BNP Paribas announced earlier in April a voluntary redundancy plan that calls for up to 675 job cuts at its corporate and institutional bank (CIB) in France which employs 6,000 staff.
The bank said in February it planned to save more than 1 billion euros by 2019 to boost profitability and help to mitigate the impact of rising regulatory and compliance costs in its corporate and institutional banking division.
“The employees affected by the plan would be faced with the choice to either leave the company or to accept ‘mobility’ with a potential cut in remuneration,” the CGT union said on its website following a meeting with the bank’s management on May 3.

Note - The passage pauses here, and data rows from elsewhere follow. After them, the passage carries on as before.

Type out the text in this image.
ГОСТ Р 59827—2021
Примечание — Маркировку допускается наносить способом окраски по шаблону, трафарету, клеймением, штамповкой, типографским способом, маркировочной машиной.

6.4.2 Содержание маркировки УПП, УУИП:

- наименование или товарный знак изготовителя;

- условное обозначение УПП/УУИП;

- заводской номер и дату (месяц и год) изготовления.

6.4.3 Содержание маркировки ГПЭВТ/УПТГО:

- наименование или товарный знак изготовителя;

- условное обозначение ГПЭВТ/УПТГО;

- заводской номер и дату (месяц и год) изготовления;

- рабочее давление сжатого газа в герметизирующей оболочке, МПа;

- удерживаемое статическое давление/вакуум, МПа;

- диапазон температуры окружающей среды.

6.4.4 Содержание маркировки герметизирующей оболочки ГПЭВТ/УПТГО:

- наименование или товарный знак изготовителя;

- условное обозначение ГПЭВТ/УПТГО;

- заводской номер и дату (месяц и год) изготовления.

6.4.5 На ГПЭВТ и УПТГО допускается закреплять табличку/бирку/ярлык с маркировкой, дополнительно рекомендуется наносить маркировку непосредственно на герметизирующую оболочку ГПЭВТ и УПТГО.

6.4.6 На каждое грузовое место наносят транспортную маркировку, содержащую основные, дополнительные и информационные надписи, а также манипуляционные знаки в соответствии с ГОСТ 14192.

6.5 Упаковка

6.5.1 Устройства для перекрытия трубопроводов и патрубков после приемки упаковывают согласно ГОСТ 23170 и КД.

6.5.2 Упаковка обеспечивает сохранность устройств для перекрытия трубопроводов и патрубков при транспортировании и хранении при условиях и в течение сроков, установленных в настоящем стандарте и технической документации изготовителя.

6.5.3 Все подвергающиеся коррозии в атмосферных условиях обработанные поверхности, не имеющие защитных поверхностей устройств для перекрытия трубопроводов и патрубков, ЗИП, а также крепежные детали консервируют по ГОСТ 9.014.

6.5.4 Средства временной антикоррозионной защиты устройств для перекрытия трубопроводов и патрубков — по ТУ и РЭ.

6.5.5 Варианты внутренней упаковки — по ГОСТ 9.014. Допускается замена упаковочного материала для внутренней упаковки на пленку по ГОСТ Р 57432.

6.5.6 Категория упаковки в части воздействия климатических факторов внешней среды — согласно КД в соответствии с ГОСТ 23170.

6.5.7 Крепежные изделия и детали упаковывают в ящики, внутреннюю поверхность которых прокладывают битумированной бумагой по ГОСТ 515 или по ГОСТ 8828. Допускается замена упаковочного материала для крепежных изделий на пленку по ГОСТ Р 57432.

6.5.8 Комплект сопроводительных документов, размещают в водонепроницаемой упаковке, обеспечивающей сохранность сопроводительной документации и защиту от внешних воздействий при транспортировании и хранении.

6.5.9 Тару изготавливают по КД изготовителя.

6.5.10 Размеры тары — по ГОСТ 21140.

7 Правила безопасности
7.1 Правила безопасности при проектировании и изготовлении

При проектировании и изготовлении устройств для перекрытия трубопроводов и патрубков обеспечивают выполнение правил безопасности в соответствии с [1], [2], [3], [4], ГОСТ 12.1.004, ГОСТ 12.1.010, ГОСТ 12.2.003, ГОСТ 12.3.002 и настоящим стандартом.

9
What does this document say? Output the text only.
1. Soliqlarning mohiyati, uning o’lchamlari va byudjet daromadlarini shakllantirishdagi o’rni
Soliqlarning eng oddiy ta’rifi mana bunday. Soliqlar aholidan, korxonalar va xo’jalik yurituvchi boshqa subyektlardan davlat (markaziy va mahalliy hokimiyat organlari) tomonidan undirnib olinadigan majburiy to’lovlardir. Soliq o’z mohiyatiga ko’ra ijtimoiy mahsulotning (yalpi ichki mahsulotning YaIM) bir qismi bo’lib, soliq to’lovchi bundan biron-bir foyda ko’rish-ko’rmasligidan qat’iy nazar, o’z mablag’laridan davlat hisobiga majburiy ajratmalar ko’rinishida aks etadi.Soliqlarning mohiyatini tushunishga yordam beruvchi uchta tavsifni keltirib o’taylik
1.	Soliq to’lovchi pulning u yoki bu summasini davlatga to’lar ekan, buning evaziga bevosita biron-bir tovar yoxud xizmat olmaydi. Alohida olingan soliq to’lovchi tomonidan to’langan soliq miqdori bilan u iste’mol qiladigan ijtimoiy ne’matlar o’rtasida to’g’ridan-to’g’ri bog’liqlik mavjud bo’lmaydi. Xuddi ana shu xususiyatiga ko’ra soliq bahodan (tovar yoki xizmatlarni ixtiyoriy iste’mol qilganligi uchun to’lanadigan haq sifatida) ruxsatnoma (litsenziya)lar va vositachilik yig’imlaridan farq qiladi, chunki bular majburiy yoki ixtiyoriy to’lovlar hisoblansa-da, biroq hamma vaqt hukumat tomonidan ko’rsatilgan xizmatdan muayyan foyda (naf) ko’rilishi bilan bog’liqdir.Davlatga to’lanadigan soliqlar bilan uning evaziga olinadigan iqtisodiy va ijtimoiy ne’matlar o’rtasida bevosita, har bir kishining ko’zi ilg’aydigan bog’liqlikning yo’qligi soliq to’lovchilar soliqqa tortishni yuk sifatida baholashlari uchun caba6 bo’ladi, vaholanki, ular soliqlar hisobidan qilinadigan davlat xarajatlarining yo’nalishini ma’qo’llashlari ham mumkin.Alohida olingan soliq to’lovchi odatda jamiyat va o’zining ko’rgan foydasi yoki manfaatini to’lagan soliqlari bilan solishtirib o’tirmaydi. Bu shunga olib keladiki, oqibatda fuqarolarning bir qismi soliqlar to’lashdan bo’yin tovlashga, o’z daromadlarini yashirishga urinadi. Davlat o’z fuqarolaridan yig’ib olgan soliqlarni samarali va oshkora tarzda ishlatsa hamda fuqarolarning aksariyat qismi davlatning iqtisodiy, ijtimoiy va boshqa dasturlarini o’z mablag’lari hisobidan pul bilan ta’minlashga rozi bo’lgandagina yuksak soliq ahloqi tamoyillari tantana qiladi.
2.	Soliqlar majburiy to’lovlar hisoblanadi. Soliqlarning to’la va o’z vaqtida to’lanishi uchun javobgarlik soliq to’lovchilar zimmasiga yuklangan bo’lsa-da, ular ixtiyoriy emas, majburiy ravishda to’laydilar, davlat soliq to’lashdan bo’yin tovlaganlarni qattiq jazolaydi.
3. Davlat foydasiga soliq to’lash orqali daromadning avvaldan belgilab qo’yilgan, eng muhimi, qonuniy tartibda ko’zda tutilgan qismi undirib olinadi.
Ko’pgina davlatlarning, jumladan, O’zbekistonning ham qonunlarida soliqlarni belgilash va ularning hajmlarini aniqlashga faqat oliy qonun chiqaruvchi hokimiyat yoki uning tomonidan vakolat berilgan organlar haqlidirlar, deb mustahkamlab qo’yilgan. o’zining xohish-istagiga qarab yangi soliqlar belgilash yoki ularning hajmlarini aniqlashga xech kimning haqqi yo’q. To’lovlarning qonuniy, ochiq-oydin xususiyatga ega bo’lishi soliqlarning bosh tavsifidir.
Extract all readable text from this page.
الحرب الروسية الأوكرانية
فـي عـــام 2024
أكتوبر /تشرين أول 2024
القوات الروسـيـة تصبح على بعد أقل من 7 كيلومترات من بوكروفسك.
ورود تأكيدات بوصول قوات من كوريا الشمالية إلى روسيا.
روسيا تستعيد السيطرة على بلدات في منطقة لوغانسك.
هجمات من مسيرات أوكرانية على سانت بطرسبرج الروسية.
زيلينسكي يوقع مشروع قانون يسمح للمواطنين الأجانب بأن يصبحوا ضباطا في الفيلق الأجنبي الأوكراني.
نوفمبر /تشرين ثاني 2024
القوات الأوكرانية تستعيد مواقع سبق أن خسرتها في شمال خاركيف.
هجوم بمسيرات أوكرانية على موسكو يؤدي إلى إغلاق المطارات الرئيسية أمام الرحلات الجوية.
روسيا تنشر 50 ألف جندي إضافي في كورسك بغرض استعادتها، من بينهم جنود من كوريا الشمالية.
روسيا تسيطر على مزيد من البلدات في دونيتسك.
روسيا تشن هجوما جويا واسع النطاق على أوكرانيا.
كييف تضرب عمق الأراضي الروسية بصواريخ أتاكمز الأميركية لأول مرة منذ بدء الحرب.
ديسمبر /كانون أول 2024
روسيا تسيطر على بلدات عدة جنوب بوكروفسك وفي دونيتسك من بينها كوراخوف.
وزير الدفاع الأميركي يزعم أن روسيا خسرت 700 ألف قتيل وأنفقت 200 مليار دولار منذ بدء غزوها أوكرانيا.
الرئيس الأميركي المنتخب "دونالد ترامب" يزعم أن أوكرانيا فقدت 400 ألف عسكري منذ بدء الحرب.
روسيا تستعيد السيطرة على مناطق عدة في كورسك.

BNP Paribas’ investment bank, like many of its rivals, showed the impact of weak investor demand in the first quarter, with pretax income down 54.5 percent and revenue down 18.9 percent.
Barclays analysts said BNP Paribas had suffered more than most from the slowdown in capital markets activity.
They said BNP’s first quarter revenue in equities and advisory was down 41 percent, compared to a 20 percent fall among global peers.
CGT union provided a breakdown of 602 jobs affected by the plan. BNP Paribas declined to comment on the breakdown.